All these groups will be milling around the same general areas within days of one another, and that is not a hopeful prospect for those who enjoy their demonstrations free of conflict. The right-wing, somehow feeling both empowered and cornered in the months following the Capitol Insurrection, will be eager to cause a ruckus at a antifascist, anticapitalist day of action, especially at the behest of their favorite grifters. 

There are those who believe that we have just overcome some great foe, that the last four years were chock-full reactionary aberrations that waylaid our charted course toward the realization of human dignity. They, of course, are wrong, but I don’t think people realize just how wrong. The last four years–really, the last two decades–have been a prologue to the actual struggle that we are imminently approaching. The last year and all its upheaval was the closing sentence of that prologue.

And so, in the days ahead of these competing events, with the prospect of violence again looming over Eugene, I realized that I’m not feeling depressed.

What I’m feeling is dread.


A common trope that I see among conflict and protest journalists is a sort of desensitization to how common people respond to the anxiety that comes with the potential for sectarian street violence. 

It can happen to anyone who spends enough time witnessing traumatic events, if not enduring the trauma themselves, but it manifests in so many different ways. There are some that I admire simply because they have yet to succumb to the justifiable mental anguish they almost certainly feel. People like that possess a strength that I could only ever dream of possessing. Some conflict writers begin to lose touch with regular people and find it difficult to relate with anyone who hasn’t seen what they’ve seen; others learn to respond to unpredictable violence with a sort of strange, giddy irreverence that elicits neither confidence nor calm in their circles. I’m not sure which is worse.

When I learned of the imminent day of action, I initially felt that upswell of giddiness, which was of course followed immediately by an overwhelming sense of shame. And with that shame came anxiety and dread.

I hold two truths within me. The first is that I’ve never grown comfortable with or accustomed to violence and destruction. The second is that I can easily justify said violence and destruction on behalf of others. And, to be clear, I mean violence against people and the destruction of their means to survive and enjoy the tiny joys that come with humanity. A window cannot feel; brick and mortar cannot breathe.
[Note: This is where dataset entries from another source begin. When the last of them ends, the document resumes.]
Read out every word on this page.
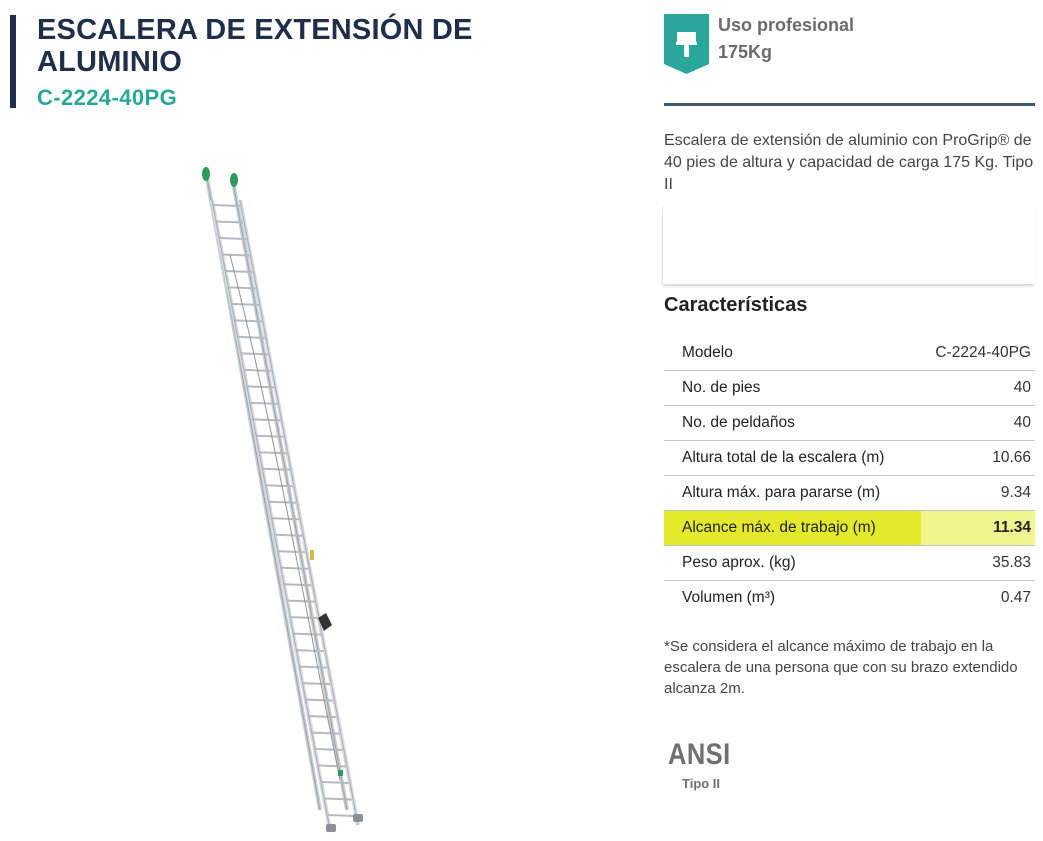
ESCALERA DE EXTENSIÓN DE
ALUMINIO
C-2224-40PG
Uso profesional
175Kg
Escalera de extensión de aluminio con ProGrip® de 40 pies de altura y capacidad de carga 175 Kg. Tipo II
Características
Modelo	C-2224-40PG
No. de pies	40
No. de peldaños	40
Altura total de la escalera (m)	10.66
Altura máx. para pararse (m)	9.34
Alcance máx. de trabajo (m)	11.34
Peso aprox. (kg)	35.83
Volumen (m³)	0.47
*Se considera el alcance máximo de trabajo en la escalera de una persona que con su brazo extendido alcanza 2m.
ANSI
Tipo II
Don’t get me wrong: It is easy for me to see the romance and joy of it all. To see the daily violence waged upon people by the dual powers of capitalism and the State briefly turned back upon itself is about as pure an expression of the joy that comes with true human freedom. If art is the expression of the self, then the individual actions that make up the much-feared mob mentality are strokes of a paintbrush, single notes within a greater symphony. One may not like the colors or the medium used, but it’s hard to view it as anything less than a social artform.

I do not like violence, but I fear it is necessary. Or, more accurately, I fear that people have come to believe that is necessary to achieve their ends. I get the feeling that many people share this contradiction within themselves, as well. 

That’s why feeling this dread is such a complex state to inhabit. I worry that I don’t have the spirit to withstand what comes next, and yet feel a compelling obligation to stand and face it anyway. The fear is real, and yet through it lies the path forward. The dread is inevitable, and so it must be overcome. We are all players in the trolly problem, but we do not control the lever that changes the path of the trolly–we are all tied to the tracks, waiting as the trolly inevitably moves menacingly toward our throats.

And it is inevitable, no matter what hope one might carry in their heart. There are days to come in which we will all feel this way, if we do not already. If not this coming weekend, then the weekend after, or the weekend after that. 

I abhor violence, but I am tired of waiting for it to arrive.